Revue hebdomadaire des principaux facteurs influençant les marchés financiers.

Nicolas Blanc, Responsable de l’Allocation chez Ellipsis AM

Goldilocks, édition 2018

Le conte des trois ours, qui a servi de métaphore pour l’environnement d’investissement ces dernières années, a fortement varié dans son dénouement. Si les versions actuelles sont plutôt clémentes pour l’héroïne fautive, elle se casse le cou en s’enfuyant dans les versions anciennes, terrifiée par les trois ours. Or, sur les marchés également, le dénouement approche inexorablement: il ne fait pas de doute que le contexte particulièrement favorable de 2017 – croissance au dessus du potentiel et politique monétaire globalement expansionniste – ne pourra se maintenir longtemps. Deux questions demeurent cependant ouvertes: qu’est-ce que «longtemps» ? Et à quoi ressemblera la suite ?

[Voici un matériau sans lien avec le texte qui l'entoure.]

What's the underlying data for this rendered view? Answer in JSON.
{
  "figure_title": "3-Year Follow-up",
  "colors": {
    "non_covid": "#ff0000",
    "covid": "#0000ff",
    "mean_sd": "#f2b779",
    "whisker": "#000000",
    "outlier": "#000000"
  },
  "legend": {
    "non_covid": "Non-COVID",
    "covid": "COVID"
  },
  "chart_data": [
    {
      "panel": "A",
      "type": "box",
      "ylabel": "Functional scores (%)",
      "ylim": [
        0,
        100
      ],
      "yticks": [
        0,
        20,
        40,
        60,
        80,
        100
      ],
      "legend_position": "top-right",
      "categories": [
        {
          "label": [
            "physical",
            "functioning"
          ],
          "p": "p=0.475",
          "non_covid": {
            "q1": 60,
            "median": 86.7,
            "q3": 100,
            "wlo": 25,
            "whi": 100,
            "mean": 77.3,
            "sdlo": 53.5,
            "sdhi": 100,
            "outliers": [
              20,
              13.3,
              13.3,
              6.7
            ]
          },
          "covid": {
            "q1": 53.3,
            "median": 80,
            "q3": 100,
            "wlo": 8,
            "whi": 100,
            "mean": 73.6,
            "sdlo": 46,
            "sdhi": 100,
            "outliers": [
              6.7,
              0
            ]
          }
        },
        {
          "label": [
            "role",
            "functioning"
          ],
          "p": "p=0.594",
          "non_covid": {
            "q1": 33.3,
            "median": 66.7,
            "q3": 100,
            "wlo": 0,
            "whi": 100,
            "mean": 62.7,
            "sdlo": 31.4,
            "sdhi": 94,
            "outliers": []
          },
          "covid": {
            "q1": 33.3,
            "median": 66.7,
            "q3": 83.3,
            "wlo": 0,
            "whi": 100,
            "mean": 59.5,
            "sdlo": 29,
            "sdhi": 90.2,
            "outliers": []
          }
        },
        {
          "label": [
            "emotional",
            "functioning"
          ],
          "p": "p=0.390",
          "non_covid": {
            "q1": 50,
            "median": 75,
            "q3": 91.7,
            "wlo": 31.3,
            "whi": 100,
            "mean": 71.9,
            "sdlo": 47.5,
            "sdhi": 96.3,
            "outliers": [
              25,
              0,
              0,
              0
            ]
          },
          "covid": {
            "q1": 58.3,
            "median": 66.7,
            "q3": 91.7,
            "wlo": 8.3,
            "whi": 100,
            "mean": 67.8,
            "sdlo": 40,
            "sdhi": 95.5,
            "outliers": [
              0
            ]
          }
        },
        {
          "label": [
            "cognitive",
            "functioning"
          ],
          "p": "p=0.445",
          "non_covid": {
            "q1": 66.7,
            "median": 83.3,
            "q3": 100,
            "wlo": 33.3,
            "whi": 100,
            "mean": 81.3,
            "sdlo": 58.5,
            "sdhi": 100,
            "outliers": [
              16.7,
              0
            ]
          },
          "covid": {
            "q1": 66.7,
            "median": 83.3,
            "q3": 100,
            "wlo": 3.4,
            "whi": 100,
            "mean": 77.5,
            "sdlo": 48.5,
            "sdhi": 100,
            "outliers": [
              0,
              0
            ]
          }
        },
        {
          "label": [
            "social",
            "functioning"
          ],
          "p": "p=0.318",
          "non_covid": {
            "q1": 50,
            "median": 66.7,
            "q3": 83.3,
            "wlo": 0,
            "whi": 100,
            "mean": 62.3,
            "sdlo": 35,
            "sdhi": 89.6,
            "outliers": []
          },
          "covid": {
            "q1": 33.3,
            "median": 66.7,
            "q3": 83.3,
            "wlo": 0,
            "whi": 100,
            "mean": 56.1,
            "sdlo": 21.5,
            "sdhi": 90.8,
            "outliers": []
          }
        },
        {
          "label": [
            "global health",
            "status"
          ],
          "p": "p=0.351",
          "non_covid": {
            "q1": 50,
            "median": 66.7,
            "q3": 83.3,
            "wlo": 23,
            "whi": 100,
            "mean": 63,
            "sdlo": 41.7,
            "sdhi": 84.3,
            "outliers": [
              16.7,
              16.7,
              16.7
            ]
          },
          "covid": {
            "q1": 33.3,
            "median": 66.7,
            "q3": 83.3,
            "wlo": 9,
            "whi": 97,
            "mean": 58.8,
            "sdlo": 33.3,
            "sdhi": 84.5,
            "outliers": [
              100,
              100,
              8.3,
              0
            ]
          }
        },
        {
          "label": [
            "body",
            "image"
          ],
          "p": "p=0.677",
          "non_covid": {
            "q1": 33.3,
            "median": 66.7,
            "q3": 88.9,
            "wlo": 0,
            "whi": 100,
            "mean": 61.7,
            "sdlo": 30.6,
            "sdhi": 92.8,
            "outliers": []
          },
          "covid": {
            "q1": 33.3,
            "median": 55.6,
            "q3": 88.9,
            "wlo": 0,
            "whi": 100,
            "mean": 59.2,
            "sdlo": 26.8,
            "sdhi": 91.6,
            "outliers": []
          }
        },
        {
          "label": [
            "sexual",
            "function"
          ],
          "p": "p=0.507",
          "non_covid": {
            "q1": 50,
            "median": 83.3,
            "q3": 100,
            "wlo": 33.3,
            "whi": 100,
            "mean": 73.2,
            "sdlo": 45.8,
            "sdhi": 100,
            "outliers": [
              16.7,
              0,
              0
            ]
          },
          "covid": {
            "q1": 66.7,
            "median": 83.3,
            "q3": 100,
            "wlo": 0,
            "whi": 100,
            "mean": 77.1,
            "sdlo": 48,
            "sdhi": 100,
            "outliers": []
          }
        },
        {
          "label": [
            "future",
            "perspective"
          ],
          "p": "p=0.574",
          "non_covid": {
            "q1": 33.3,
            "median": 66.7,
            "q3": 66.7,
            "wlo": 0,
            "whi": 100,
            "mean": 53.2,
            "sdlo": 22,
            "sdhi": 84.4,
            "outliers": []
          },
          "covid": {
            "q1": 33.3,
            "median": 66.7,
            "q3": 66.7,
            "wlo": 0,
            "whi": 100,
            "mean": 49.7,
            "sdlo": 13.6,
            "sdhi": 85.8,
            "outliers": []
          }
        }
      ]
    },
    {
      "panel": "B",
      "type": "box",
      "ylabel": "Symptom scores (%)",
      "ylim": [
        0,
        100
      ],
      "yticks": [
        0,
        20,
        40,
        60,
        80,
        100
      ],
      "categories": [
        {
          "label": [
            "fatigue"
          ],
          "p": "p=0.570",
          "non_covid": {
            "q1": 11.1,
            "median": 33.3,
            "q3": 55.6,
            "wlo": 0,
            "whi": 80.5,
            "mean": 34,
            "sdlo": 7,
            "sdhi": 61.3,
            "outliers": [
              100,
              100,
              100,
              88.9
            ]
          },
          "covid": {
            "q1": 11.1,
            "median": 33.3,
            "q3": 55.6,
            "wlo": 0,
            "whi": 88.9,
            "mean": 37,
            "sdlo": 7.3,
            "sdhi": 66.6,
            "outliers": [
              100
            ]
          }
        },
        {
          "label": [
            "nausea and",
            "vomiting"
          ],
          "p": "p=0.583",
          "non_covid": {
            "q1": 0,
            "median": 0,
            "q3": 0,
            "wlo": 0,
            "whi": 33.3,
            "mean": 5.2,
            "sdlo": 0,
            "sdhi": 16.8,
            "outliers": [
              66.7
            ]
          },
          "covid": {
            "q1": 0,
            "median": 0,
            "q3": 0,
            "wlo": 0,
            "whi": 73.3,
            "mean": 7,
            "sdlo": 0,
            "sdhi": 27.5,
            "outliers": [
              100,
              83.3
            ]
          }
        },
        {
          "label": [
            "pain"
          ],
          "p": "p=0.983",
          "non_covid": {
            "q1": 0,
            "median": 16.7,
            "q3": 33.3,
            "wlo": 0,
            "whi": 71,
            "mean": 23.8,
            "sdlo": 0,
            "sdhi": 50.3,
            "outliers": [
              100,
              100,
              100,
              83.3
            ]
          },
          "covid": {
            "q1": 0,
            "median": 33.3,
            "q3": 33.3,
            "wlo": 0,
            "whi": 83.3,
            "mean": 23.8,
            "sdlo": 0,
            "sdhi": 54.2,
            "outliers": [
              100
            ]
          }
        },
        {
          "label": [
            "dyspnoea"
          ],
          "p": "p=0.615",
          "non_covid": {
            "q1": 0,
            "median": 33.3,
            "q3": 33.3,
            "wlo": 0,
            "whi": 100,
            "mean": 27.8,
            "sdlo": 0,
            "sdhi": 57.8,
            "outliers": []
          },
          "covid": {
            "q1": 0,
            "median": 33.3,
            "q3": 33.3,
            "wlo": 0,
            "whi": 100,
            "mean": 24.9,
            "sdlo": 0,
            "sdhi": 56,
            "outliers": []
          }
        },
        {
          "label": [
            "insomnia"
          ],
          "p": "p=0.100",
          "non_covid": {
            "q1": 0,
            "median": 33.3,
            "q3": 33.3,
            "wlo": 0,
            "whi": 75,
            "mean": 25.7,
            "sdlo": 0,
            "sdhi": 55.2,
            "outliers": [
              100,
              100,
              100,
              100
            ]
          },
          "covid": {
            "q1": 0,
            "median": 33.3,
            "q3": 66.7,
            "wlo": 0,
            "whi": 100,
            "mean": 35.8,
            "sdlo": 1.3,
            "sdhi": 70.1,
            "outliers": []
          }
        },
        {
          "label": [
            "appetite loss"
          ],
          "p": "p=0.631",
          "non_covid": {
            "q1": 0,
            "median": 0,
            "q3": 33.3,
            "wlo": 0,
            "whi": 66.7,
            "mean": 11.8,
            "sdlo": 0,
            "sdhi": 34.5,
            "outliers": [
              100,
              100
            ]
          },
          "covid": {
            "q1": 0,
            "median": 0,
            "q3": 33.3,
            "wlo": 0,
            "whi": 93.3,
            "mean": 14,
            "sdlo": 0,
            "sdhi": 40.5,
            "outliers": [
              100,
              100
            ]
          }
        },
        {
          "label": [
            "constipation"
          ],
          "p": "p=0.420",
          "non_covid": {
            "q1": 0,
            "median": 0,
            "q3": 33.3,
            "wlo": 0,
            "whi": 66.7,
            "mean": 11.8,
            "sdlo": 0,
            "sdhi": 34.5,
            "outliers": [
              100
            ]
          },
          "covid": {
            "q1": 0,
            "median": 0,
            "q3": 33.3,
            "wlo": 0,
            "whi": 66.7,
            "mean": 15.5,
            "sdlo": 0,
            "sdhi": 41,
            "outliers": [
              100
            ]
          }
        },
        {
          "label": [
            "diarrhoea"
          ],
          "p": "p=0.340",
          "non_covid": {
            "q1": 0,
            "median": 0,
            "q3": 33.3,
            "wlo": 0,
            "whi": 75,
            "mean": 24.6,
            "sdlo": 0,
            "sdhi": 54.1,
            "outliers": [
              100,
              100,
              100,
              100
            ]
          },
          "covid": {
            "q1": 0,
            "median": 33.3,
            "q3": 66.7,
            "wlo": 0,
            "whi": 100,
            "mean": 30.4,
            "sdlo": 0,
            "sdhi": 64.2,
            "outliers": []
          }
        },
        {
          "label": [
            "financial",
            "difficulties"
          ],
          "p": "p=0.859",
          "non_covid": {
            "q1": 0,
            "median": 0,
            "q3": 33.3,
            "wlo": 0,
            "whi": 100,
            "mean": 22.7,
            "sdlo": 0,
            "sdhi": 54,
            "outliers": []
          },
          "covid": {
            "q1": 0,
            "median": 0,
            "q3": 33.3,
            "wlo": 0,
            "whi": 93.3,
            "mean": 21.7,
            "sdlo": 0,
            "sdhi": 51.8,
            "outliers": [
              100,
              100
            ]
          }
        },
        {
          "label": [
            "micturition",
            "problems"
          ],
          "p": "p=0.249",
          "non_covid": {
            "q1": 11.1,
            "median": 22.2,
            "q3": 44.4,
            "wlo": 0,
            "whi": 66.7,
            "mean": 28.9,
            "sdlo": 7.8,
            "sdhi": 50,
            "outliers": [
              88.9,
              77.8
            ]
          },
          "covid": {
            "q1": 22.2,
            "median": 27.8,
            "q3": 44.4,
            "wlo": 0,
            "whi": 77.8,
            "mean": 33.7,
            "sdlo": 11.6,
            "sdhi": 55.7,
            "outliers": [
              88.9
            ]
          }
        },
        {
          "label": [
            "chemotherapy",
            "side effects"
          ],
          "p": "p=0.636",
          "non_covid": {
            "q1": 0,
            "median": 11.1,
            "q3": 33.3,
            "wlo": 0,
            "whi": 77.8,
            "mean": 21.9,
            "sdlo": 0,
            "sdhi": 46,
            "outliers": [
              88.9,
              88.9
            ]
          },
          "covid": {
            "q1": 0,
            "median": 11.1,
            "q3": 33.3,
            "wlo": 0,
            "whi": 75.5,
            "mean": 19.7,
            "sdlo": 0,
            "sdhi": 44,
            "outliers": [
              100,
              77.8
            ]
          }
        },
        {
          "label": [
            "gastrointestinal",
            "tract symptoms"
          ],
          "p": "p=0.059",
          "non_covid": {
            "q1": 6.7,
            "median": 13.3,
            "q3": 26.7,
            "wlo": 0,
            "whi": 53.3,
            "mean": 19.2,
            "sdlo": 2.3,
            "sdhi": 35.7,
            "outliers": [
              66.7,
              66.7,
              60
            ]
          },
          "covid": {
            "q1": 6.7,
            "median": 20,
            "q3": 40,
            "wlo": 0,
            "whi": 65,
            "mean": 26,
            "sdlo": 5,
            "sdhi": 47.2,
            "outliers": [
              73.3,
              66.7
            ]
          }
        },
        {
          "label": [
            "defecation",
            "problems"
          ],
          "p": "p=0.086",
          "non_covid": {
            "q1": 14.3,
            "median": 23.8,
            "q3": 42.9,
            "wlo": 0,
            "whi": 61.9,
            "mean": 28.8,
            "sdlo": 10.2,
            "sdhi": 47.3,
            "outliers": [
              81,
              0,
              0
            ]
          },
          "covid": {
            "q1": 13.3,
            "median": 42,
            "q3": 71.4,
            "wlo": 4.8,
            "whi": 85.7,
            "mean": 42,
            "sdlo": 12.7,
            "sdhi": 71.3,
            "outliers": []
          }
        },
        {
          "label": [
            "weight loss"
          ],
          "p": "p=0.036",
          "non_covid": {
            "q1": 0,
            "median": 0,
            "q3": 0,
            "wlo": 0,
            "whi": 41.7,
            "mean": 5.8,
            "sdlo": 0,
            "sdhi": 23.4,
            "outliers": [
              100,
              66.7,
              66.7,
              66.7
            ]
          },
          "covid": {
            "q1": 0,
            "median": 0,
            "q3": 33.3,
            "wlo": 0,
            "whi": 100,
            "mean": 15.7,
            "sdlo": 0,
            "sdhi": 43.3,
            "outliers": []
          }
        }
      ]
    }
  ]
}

Sur la première, il nous semble que le momentum visible en cette fin d’année (activité synchronisée, reprise de l’investissement productif) permet d’être assez confiant sur une croissance toujours solide en 2018. Sur l’inflation, les comportements ayant conduit à la situation actuelle (la relation entre chômage et salaires, la formation des prix du pétrole) seront lents à évoluer et la probabilité d’une flambée de l’inflation apparait donc limitée.

Sur la seconde question, on peut tabler – avec, bien sûr, l’information dont on dispose aujourd’hui – sur un atterrissage assez doux, là encore, en raison de la réaction mesurée de l’inflation ainsi que du contrôle prudentiel du secteur financier. Pour autant, il faudra bien finir par encaisser une baisse de la croissance d’au-moins un point et un retour à des taux réels positifs, deux éléments qui pèseront certainement sur la rentabilité des actifs mais pas nécessairement dès l’année prochaine.

 

La Fed suit son bonhomme de chemin

La Fed a procédé, comme elle l’avait clairement laissé entendre au préalable, à une hausse de 25bp de ses taux directeurs. De fait, rien dans la série des chiffres économiques publiés avant le FOMC n’était de nature à réviser négativement ses projections macroéconomiques. Au contraire, la Fed a accru nettement ses estimations de croissance, pour un total de 0,8 points sur la période 2017-2020, dont 0,4 pour 2018. Sur la même période, le taux de chômage est désormais attendu 0,2 points plus bas, une situation évidemment de plein-emploi. Avec une hausse de l’emploi désormais contrainte, la Fed attribue le gain de croissance en 2018 à un effet de productivité devant résulter de la reprise observée de l’investissement des entreprises.

En revanche, Janet Yellen a réitéré son opinion que les effets à attendre de la réforme fiscale seront limités. En dépit de cet optimisme sur l’activité, les prévisions d’inflation restent inchangées, ainsi que la séquence attendue des hausses de taux (sauf en 2020, où elles ont été rehaussées). De même, les éléments tendanciels – croissance et chômage à long-terme – restent à 1,8% et 4,6%, respectivement. La Fed s’autorise donc à maintenir le même cap et à offrir des conditions financières accommodantes à l’économie, considérant que des forces dépressives pèsent toujours sur l’inflation et que le retour de la courbe de Phillips n’est pas à craindre dans l’immédiat. Le marché a d’ailleurs accueilli cette décision de «hausse dovish» avec une baisse des taux longs. Les plans déjà annoncés pour la réduction du bilan sont maintenus, de sorte que le rythme va bien passer à 20Mds/mois (maximum) au T1 2018. On notera que deux membres dovish se sont opposés à la décision mais ils seront remplacés l’année prochaine au sein du FOMC. Avec la prise de fonction de J. Powell en début d’année, aucune inflexion significative n’est à craindre.